To evaluate scientists from their published papers, evaluators have to read the papers, discuss them among themselves, contextualize them to the needs and future of their institution, and make up their mind. There are no shortcuts.

@albertcardona

Exactly.
What I was trying to say is that the data seems by now overwhelming in support of droping this kind of evaluation.

How can we get scientists to do what they always ask of the public in terms of,. e.g. climate crisis: "follow the science"?

I mean, how can we expect anybody to "follow the science" if even we ourselves don't seem to bother with it?

@brembs When I say this, a question I get often is, how can you tell a paper is good, generically speaking?

A good paper comes in many forms. Some well-known forms are, based on attention:

1. A report on findings or tools that other labs are already relying on even before it's even published.

2. A report that has been ignored for some time, and suddenly starts being referred to, surfacing as late citations. A "sleeper" paper, one that was ahead of its time.

No. 1 are favourites of journals fishing for citations to boost their impact factor, since they are guaranteed to get many in the first years. But No. 2 signals exceptional, visionary work.

Some other, overlapping forms of papers, based on how foundational the findings are:

3. A report whose findings often change the way other labs will from then on approach a particular field or a paradigm within that field.

4. A report that is referred to from an undergraduate textbook.

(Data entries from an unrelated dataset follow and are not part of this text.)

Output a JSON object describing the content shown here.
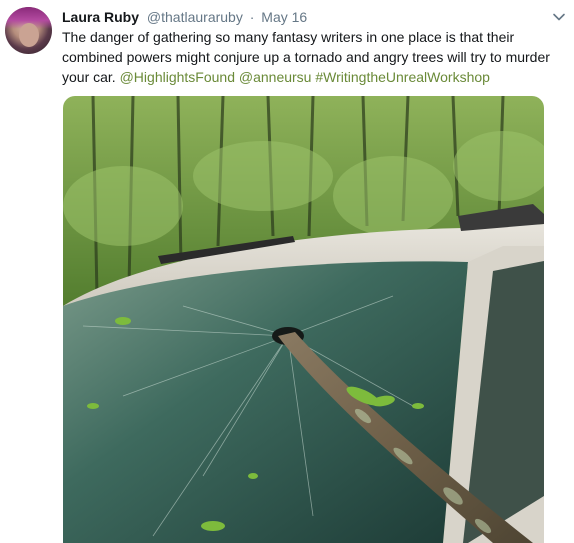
{
  "tweet": {
    "author": {
      "display_name": "Laura Ruby",
      "handle": "@thatlauraruby"
    },
    "separator": "·",
    "date": "May 16",
    "text_parts": {
      "body": "The danger of gathering so many fantasy writers in one place is that their combined powers might conjure up a tornado and angry trees will try to murder your car. ",
      "mention_1": "@HighlightsFound",
      "mention_2": "@anneursu",
      "hashtag": "#WritingtheUnrealWorkshop"
    },
    "icons": {
      "menu": "chevron-down-icon",
      "avatar": "avatar"
    },
    "colors": {
      "link": "#6a8a38",
      "muted": "#657786",
      "text": "#14171a"
    }
  }
}
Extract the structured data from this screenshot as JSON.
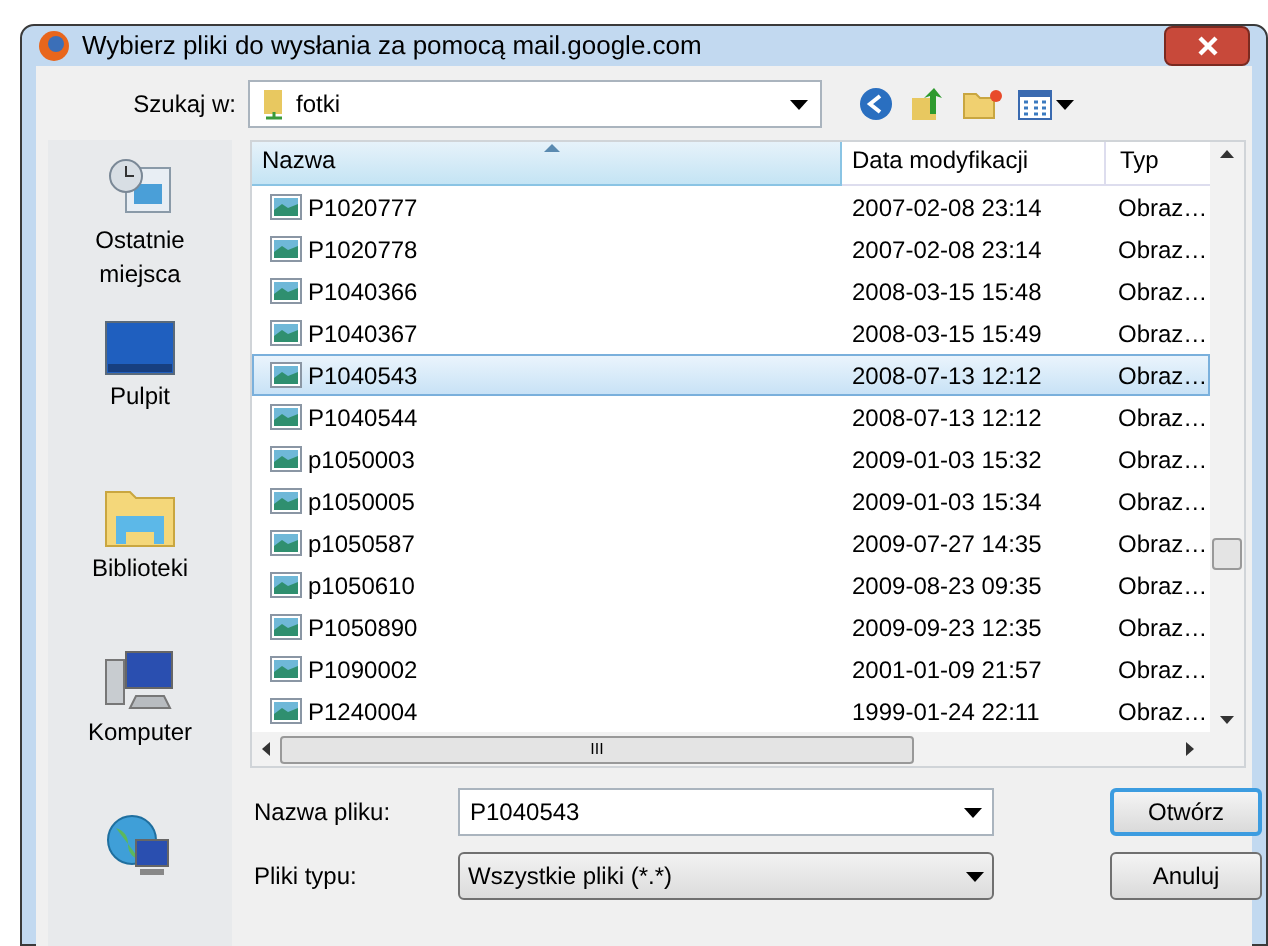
{
  "window": {
    "title": "Wybierz pliki do wysłania za pomocą mail.google.com"
  },
  "look_in": {
    "label": "Szukaj w:",
    "value": "fotki"
  },
  "places": [
    {
      "kind": "recent",
      "label": "Ostatnie miejsca"
    },
    {
      "kind": "desktop",
      "label": "Pulpit"
    },
    {
      "kind": "libraries",
      "label": "Biblioteki"
    },
    {
      "kind": "computer",
      "label": "Komputer"
    },
    {
      "kind": "network"
    }
  ],
  "table": {
    "columns": [
      "Nazwa",
      "Data modyfikacji",
      "Typ"
    ],
    "rows": [
      {
        "name": "P1020777",
        "date": "2007-02-08 23:14",
        "type": "Obraz…",
        "selected": false
      },
      {
        "name": "P1020778",
        "date": "2007-02-08 23:14",
        "type": "Obraz…",
        "selected": false
      },
      {
        "name": "P1040366",
        "date": "2008-03-15 15:48",
        "type": "Obraz…",
        "selected": false
      },
      {
        "name": "P1040367",
        "date": "2008-03-15 15:49",
        "type": "Obraz…",
        "selected": false
      },
      {
        "name": "P1040543",
        "date": "2008-07-13 12:12",
        "type": "Obraz…",
        "selected": true
      },
      {
        "name": "P1040544",
        "date": "2008-07-13 12:12",
        "type": "Obraz…",
        "selected": false
      },
      {
        "name": "p1050003",
        "date": "2009-01-03 15:32",
        "type": "Obraz…",
        "selected": false
      },
      {
        "name": "p1050005",
        "date": "2009-01-03 15:34",
        "type": "Obraz…",
        "selected": false
      },
      {
        "name": "p1050587",
        "date": "2009-07-27 14:35",
        "type": "Obraz…",
        "selected": false
      },
      {
        "name": "p1050610",
        "date": "2009-08-23 09:35",
        "type": "Obraz…",
        "selected": false
      },
      {
        "name": "P1050890",
        "date": "2009-09-23 12:35",
        "type": "Obraz…",
        "selected": false
      },
      {
        "name": "P1090002",
        "date": "2001-01-09 21:57",
        "type": "Obraz…",
        "selected": false
      },
      {
        "name": "P1240004",
        "date": "1999-01-24 22:11",
        "type": "Obraz…",
        "selected": false
      }
    ]
  },
  "hscroll_grip": "III",
  "filename": {
    "label": "Nazwa pliku:",
    "value": "P1040543"
  },
  "filetype": {
    "label": "Pliki typu:",
    "value": "Wszystkie pliki (*.*)"
  },
  "buttons": [
    "Otwórz",
    "Anuluj"
  ]
}
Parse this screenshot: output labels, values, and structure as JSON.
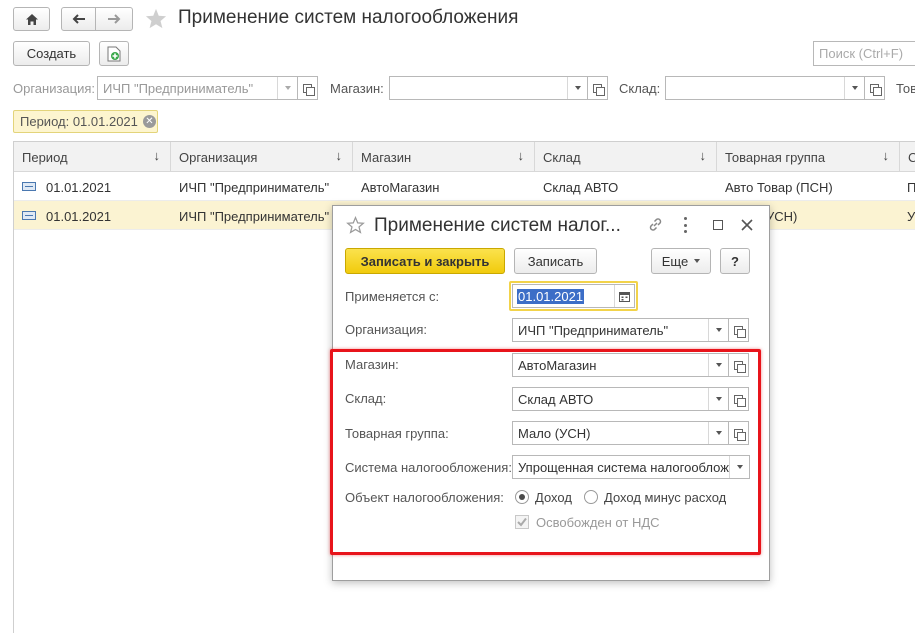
{
  "header": {
    "title": "Применение систем налогообложения",
    "create_label": "Создать",
    "search_placeholder": "Поиск (Ctrl+F)"
  },
  "filters": {
    "org_label": "Организация:",
    "org_value": "ИЧП \"Предприниматель\"",
    "shop_label": "Магазин:",
    "shop_value": "",
    "warehouse_label": "Склад:",
    "warehouse_value": "",
    "more_label": "Тов",
    "period_chip": "Период: 01.01.2021"
  },
  "table": {
    "columns": [
      "Период",
      "Организация",
      "Магазин",
      "Склад",
      "Товарная группа",
      "С"
    ],
    "rows": [
      [
        "01.01.2021",
        "ИЧП \"Предприниматель\"",
        "АвтоМагазин",
        "Склад АВТО",
        "Авто Товар (ПСН)",
        "П"
      ],
      [
        "01.01.2021",
        "ИЧП \"Предприниматель\"",
        "",
        "",
        "УСН)",
        "У"
      ]
    ]
  },
  "dialog": {
    "title": "Применение систем налог...",
    "save_close_label": "Записать и закрыть",
    "save_label": "Записать",
    "more_label": "Еще",
    "help_label": "?",
    "applies_label": "Применяется с:",
    "applies_value": "01.01.2021",
    "org_label": "Организация:",
    "org_value": "ИЧП \"Предприниматель\"",
    "shop_label": "Магазин:",
    "shop_value": "АвтоМагазин",
    "warehouse_label": "Склад:",
    "warehouse_value": "Склад АВТО",
    "group_label": "Товарная группа:",
    "group_value": "Мало (УСН)",
    "tax_label": "Система налогообложения:",
    "tax_value": "Упрощенная система налогооблож",
    "object_label": "Объект налогообложения:",
    "radio_income": "Доход",
    "radio_income_minus": "Доход минус расход",
    "vat_label": "Освобожден от НДС"
  },
  "colors": {
    "accent_yellow": "#f5d418",
    "highlight_red": "#e8141b",
    "selected_row": "#fbf3d2"
  }
}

Most of these, except No. 1, share the same "problem": takes years for the field to appreciate them. The impact factor only considers 2 years and it's journal-wise, not paper-wise: there's a lot of noise. But paper-wise, article-level citations take time anyway to build up, and are very field-dependent, so isn't reliable either.

Truly there are no shortcuts to the evaluation of scientific research. A sensible strategy is hedging one's bets, because the chase for short-term clout can drastically cut out those sweet long-term rewards, and both matter. What also matters a lot is being a scientist yourself, in addition to an administrator, so as to be able to even approach the evaluation problem.

@albertcardona @brembs Allow me to be a jerk and bring another question that would set fire to the whole card house: "what is good research, even good science?"
The system, as currently is, has all of those problems you have pointed out, and also a problem of trends that rewards publishing about the latest fad that "will change the world". I know more than a few examples of principal investigators whose positions were the result of being in the right place at the right time.